Il campionato di Serie C è da sempre un torneo logorante, fatto di passione viscerale e piazze storiche. In questo contesto, l’analisi di una firma autorevole come quella di Nicola Binda, giornalista de La Gazzetta dello Sport, offre spesso spunti di riflessione profondi. Recentemente intervenuto ai microfoni di Mitico Live, Binda ha lanciato un messaggio chiaro e diretto all’ambiente rossonero.
L’appello alla tifoseria: amore oltre il risultato
Durante il suo intervento, il giornalista ha toccato un tasto dolente ma fondamentale per ogni piazza calcistica: la fedeltà nei momenti di crisi. Non si tratta di negare le difficoltà o di accettare passivamente le sconfitte, ma di mantenere saldo il legame con i colori sociali.
“Secondo me il vero tifoso è quello che sostiene la squadra non solo quando vince, ma anche quando le cose vanno male.” – Nicola Binda
L’analisi di Nicola Binda sul Foggia si concentra sulla distinzione tra la critica legittima e l’abbandono. È giusto e sacrosanto criticare la gestione di un club, l’operato di un presidente, le scelte di un allenatore o le prestazioni di un giocatore. Tuttavia, quello che non deve mai venire meno è “l’amore per la maglia”.
Una piazza unica che non deve spegnersi
Foggia non è una piazza come le altre. In Serie C, per calore e numero di sostenitori, ha pochissimi rivali. Proprio per questo motivo, vedere lo stadio Zaccheria o la tifoseria disunita trasmette, secondo il giornalista, una “grande tristezza”.
Far mancare il supporto proprio quando la squadra annaspa è un segnale negativo. È in questi frangenti che la spinta dello Zaccheria può fare la differenza tra una salvezza sofferta e una retrocessione, o tra una stagione anonima e una ripresa d’orgoglio.
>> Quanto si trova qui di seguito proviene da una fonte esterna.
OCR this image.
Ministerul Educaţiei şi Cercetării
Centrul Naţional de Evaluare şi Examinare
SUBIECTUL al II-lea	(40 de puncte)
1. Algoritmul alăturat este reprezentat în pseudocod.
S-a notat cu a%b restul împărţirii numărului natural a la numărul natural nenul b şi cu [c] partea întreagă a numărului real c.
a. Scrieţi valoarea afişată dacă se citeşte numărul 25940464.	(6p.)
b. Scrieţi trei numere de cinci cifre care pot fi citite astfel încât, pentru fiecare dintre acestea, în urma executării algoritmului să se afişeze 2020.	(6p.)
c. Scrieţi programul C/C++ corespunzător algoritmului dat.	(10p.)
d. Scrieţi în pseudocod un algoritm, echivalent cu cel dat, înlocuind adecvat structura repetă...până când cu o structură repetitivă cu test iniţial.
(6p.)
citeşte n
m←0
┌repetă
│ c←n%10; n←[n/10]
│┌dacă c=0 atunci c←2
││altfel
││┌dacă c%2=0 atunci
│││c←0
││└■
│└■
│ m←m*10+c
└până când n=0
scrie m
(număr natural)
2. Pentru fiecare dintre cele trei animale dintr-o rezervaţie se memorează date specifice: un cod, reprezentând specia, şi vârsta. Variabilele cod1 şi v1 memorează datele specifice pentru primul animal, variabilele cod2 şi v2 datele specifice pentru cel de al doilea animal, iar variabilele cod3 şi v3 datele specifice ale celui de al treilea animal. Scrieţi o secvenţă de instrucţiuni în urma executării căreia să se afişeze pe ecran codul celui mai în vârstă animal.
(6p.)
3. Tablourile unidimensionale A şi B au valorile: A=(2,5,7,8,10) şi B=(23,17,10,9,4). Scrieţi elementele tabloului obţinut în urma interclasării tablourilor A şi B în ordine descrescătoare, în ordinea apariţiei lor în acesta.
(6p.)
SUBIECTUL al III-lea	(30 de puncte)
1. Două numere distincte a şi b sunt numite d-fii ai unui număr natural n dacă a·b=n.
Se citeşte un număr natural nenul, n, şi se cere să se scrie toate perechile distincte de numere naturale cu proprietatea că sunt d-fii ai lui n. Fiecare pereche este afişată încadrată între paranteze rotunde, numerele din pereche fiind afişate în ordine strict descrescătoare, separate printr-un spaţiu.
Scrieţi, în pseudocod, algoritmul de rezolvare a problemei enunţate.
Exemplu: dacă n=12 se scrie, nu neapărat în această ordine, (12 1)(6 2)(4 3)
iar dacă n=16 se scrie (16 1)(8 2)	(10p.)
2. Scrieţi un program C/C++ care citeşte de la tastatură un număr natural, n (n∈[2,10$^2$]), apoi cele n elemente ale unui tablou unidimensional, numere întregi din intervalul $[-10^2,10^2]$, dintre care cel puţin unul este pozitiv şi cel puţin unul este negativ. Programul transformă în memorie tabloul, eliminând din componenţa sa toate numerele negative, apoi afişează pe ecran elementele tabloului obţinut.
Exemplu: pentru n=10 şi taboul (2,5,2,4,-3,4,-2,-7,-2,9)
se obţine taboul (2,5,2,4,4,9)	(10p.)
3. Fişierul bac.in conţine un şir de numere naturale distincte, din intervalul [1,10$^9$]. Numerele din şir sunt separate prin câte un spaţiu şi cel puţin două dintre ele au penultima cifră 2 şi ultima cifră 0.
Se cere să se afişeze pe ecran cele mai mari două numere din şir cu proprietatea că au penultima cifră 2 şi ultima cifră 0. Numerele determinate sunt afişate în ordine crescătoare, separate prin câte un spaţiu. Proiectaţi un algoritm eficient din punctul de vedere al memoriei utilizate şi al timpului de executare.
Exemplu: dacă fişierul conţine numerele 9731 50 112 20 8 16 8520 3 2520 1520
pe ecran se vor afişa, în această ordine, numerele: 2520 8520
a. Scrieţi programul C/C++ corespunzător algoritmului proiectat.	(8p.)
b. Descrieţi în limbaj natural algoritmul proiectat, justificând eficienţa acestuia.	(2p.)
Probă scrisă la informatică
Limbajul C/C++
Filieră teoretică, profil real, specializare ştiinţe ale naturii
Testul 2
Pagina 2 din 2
Il vero tifoso si vede adesso
Il messaggio conclusivo di Nicola Binda sul Foggia è un monito che guarda al futuro immediato. È troppo facile salire sul carro dei vincitori quando i risultati arrivano a valanga. La vera sfida, quella che definisce l’identità di una tifoseria storica, è restare compatti nella tempesta.
Criticate pure gli errori tecnici e societari, suggerisce Binda, ma non lasciate sola la maglia. Perché il vero tifoso, quello autentico, si vede adesso.